Policy id: 5120000fd4f7584a4ff2b2f5fe71f735f84315106dd6014ac581baa5

Solutions 3 and 4: Diversity of tools and archival qualities

Although problems 3 and 4 address different topics, one solution solves both: providing a standardized way to describe dependencies and build instructions.

There are two variants of DATs: browser-based and non-browser-based. Almost all on-chain generative tokens on any blockchain fall into the first group. This standard supports both variants.

Variant 1: Browser-based

Existing token viewers and blockchain explorers already support monolithic browser-based generative tokens. The most commonly used output formats are HTML and SVG, which can handle embedded JavaScript but can't have any dependencies.

Through dependency definitions, DATs can instruct token viewers to load libraries, such as p5.js, to allow generative tokens beyond just plain JavaScript. Token viewers can decide which libraries, and versions thereof, to support.

Details

There has been a lot of discussion in the community around the term "on-chain". Some are of the opinion that a generative token can't be called on-chain if it has external dependencies, such as p5.js.

This standard is only interested in storing the part produced by the creator. Everything else should be described as external dependencies unless it is small enough to be stored as an on-chain dependency. Preferably, token viewers manage on-chain dependencies to avoid duplication.

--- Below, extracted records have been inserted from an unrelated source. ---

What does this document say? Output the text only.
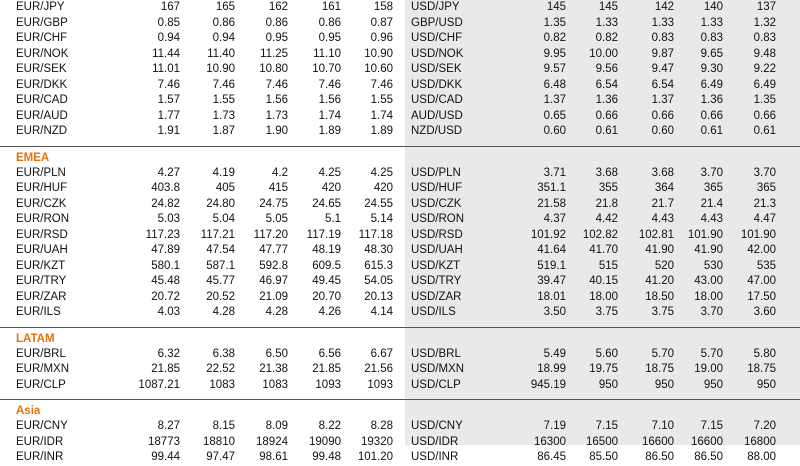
EUR/JPY	167	165	162	161	158 USD/JPY	145	145	142	140	137
EUR/GBP	0.85	0.86	0.86	0.86	0.87 GBP/USD	1.35	1.33	1.33	1.33	1.32
EUR/CHF	0.94	0.94	0.95	0.95	0.96 USD/CHF	0.82	0.82	0.83	0.83	0.83
EUR/NOK	11.44	11.40	11.25	11.10	10.90 USD/NOK	9.95	10.00	9.87	9.65	9.48
EUR/SEK	11.01	10.90	10.80	10.70	10.60 USD/SEK	9.57	9.56	9.47	9.30	9.22
EUR/DKK	7.46	7.46	7.46	7.46	7.46 USD/DKK	6.48	6.54	6.54	6.49	6.49
EUR/CAD	1.57	1.55	1.56	1.56	1.55 USD/CAD	1.37	1.36	1.37	1.36	1.35
EUR/AUD	1.77	1.73	1.73	1.74	1.74 AUD/USD	0.65	0.66	0.66	0.66	0.66
EUR/NZD	1.91	1.87	1.90	1.89	1.89 NZD/USD	0.60	0.61	0.60	0.61	0.61
EMEA
EUR/PLN	4.27	4.19	4.2	4.25	4.25 USD/PLN	3.71	3.68	3.68	3.70	3.70
EUR/HUF	403.8	405	415	420	420 USD/HUF	351.1	355	364	365	365
EUR/CZK	24.82	24.80	24.75	24.65	24.55 USD/CZK	21.58	21.8	21.7	21.4	21.3
EUR/RON	5.03	5.04	5.05	5.1	5.14 USD/RON	4.37	4.42	4.43	4.43	4.47
EUR/RSD	117.23	117.21	117.20	117.19	117.18 USD/RSD	101.92	102.82	102.81	101.90	101.90
EUR/UAH	47.89	47.54	47.77	48.19	48.30 USD/UAH	41.64	41.70	41.90	41.90	42.00
EUR/KZT	580.1	587.1	592.8	609.5	615.3 USD/KZT	519.1	515	520	530	535
EUR/TRY	45.48	45.77	46.97	49.45	54.05 USD/TRY	39.47	40.15	41.20	43.00	47.00
EUR/ZAR	20.72	20.52	21.09	20.70	20.13 USD/ZAR	18.01	18.00	18.50	18.00	17.50
EUR/ILS	4.03	4.28	4.28	4.26	4.14 USD/ILS	3.50	3.75	3.75	3.70	3.60
LATAM
EUR/BRL	6.32	6.38	6.50	6.56	6.67 USD/BRL	5.49	5.60	5.70	5.70	5.80
EUR/MXN	21.85	22.52	21.38	21.85	21.56 USD/MXN	18.99	19.75	18.75	19.00	18.75
EUR/CLP	1087.21	1083	1083	1093	1093 USD/CLP	945.19	950	950	950	950
Asia
EUR/CNY	8.27	8.15	8.09	8.22	8.28 USD/CNY	7.19	7.15	7.10	7.15	7.20
EUR/IDR	18773	18810	18924	19090	19320 USD/IDR	16300	16500	16600	16600	16800
EUR/INR	99.44	97.47	98.61	99.48	101.20 USD/INR	86.45	85.50	86.50	86.50	88.00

To enhance a token's archival qualities, DATs require a list of supported browsers with their versions in which the program is tested and confirmed to work correctly. It will help collectors to reproduce their token collections in the distant future.

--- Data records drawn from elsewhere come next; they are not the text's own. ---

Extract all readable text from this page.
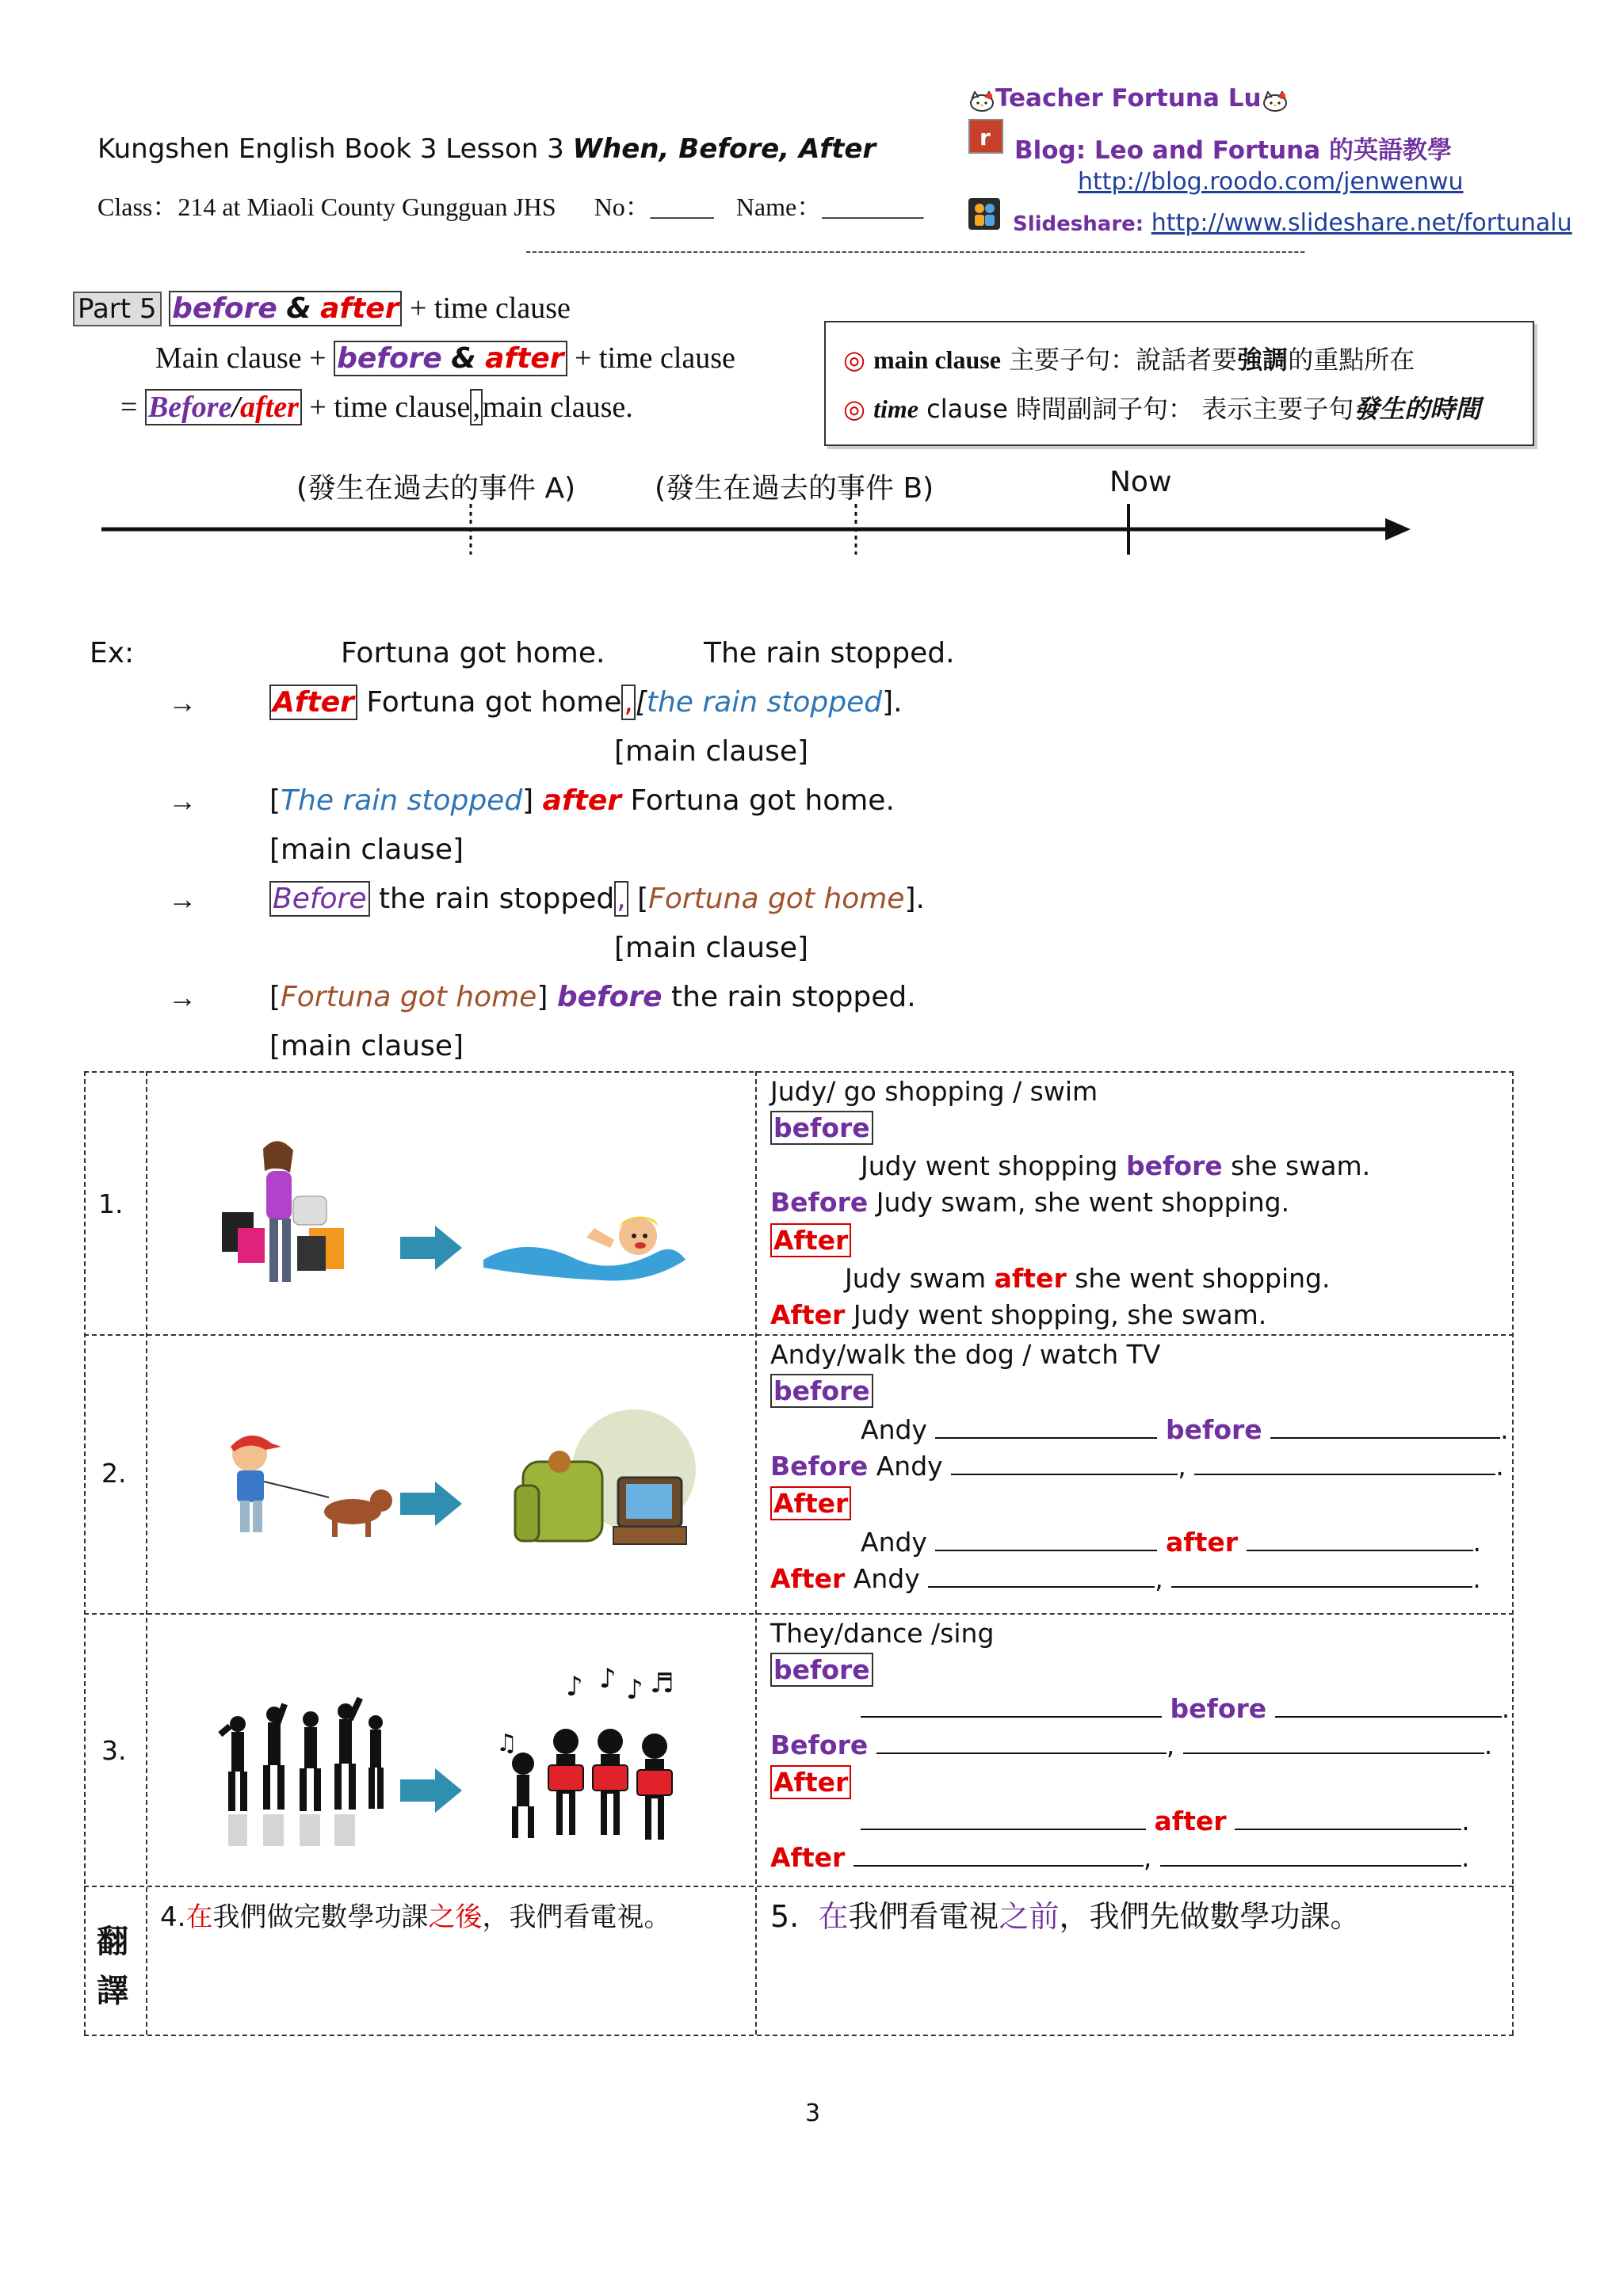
Kungshen English Book 3 Lesson 3 When, Before, After
Class：214 at Miaoli County Gungguan JHS No：_____ Name：________
Teacher Fortuna Lu
r Blog: Leo and Fortuna 的英語教學
http://blog.roodo.com/jenwenwu
Slideshare: http://www.slideshare.net/fortunalu
------------------------------------------------------------------------------------------------------------------------------
Part 5 before & after + time clause
Main clause + before & after + time clause
= Before/after + time clause,main clause.
◎ main clause 主要子句：說話者要強調的重點所在
◎ time clause 時間副詞子句： 表示主要子句發生的時間
(發生在過去的事件 A)	(發生在過去的事件 B)	Now
Ex:	Fortuna got home.	The rain stopped.
→	After Fortuna got home,[the rain stopped].
[main clause]
→	[The rain stopped] after Fortuna got home.
[main clause]
→	Before the rain stopped, [Fortuna got home].
[main clause]
→	[Fortuna got home] before the rain stopped.
[main clause]
1.
Judy/ go shopping / swim
before
Judy went shopping before she swam.
Before Judy swam, she went shopping.
After
Judy swam after she went shopping.
After Judy went shopping, she swam.
2.
Andy/walk the dog / watch TV
before
Andy	before	.
Before Andy	,	.
After
Andy	after	.
After Andy	,	.
3.
♪ ♪ ♪ ♬
♫
They/dance /sing
before
before	.
Before	,	.
After
after	.
After	,	.
翻
譯
4.在我們做完數學功課之後，我們看電視。	5. 在我們看電視之前，我們先做數學功課。
3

Variant 2: Non-browser-based

Generative artists regularly use tools that run outside the confines of web browsers. At least two on-chain generative token collections on Cardano do not use web technologies for rendering and describe the reproduction process in an improvised way.

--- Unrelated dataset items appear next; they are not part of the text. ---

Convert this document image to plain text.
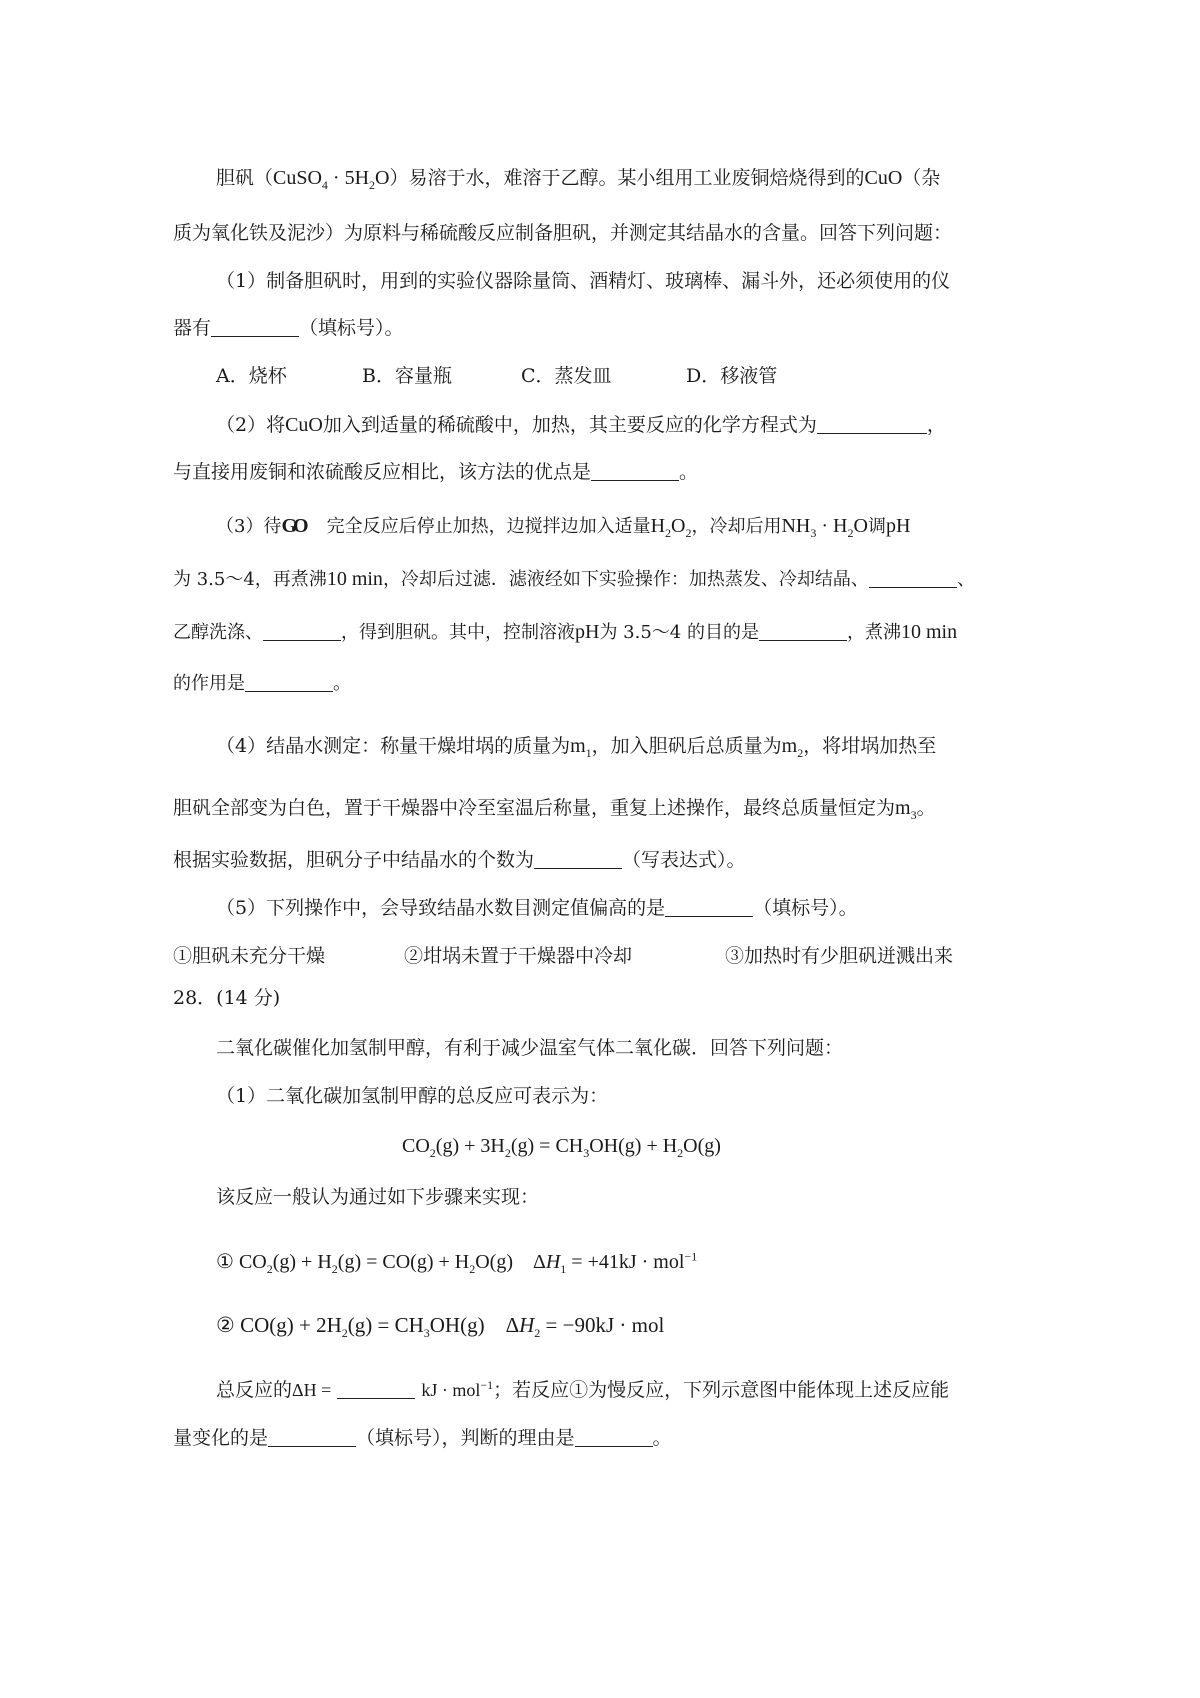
胆矾（CuSO$_4$ · $5H_2O$）易溶于水，难溶于乙醇。某小组用工业废铜焙烧得到的CuO（杂
质为氧化铁及泥沙）为原料与稀硫酸反应制备胆矾，并测定其结晶水的含量。回答下列问题：
（1）制备胆矾时，用到的实验仪器除量筒、酒精灯、玻璃棒、漏斗外，还必须使用的仪
器有	（填标号）。
A．烧杯	B．容量瓶	C．蒸发皿	D．移液管
（2）将CuO加入到适量的稀硫酸中，加热，其主要反应的化学方程式为	，
与直接用废铜和浓硫酸反应相比，该方法的优点是	。
（3）待GO 完全反应后停止加热，边搅拌边加入适量$H_2O_2$，冷却后用$NH_3 \cdot H_2O$调pH
为 3.5～4，再煮沸10 min，冷却后过滤．滤液经如下实验操作：加热蒸发、冷却结晶、	、
乙醇洗涤、	，得到胆矾。其中，控制溶液pH为 3.5～4 的目的是	，煮沸10 min
的作用是	。
（4）结晶水测定：称量干燥坩埚的质量为$m_1$，加入胆矾后总质量为$m_2$，将坩埚加热至
胆矾全部变为白色，置于干燥器中冷至室温后称量，重复上述操作，最终总质量恒定为$m_3$。
根据实验数据，胆矾分子中结晶水的个数为	（写表达式）。
（5）下列操作中，会导致结晶水数目测定值偏高的是	（填标号）。
①胆矾未充分干燥	②坩埚未置于干燥器中冷却	③加热时有少胆矾迸溅出来
28．(14 分)
二氧化碳催化加氢制甲醇，有利于减少温室气体二氧化碳．回答下列问题：
（1）二氧化碳加氢制甲醇的总反应可表示为：
$CO_2(g) + 3H_2(g) = CH_3OH(g) + H_2O(g)$
该反应一般认为通过如下步骤来实现：
① $CO_2(g) + H_2(g) = CO(g) + H_2O(g)$    $\Delta H_1 = +41kJ \cdot mol^{-1}$
② $CO(g) + 2H_2(g) = CH_3OH(g)$    $\Delta H_2 = -90kJ$ · mol
总反应的ΔH =	kJ · mol$^{-1}$；若反应①为慢反应，下列示意图中能体现上述反应能
量变化的是	（填标号），判断的理由是	。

DATs solve this by including a Dockerfile and, if necessary, a package file for the appropriate language. Viewers supporting this variant only need Docker installed to render the token using the unique arguments given by the scene token.

Details

The choice for Docker is one in favor of simplicity and familiarity. It requires the least effort and additional tooling on the side of the token viewer or anyone wanting to reproduce a generative token. If a more suitable solution presents itself with the same ease of use in the future, then it may be added as an alternative.

WARNING

As of today (June 2023), no DAT collections are yet employing the non-browser-based variant. However, at least two are in the making, and their development may bring minor changes to the proposed solution.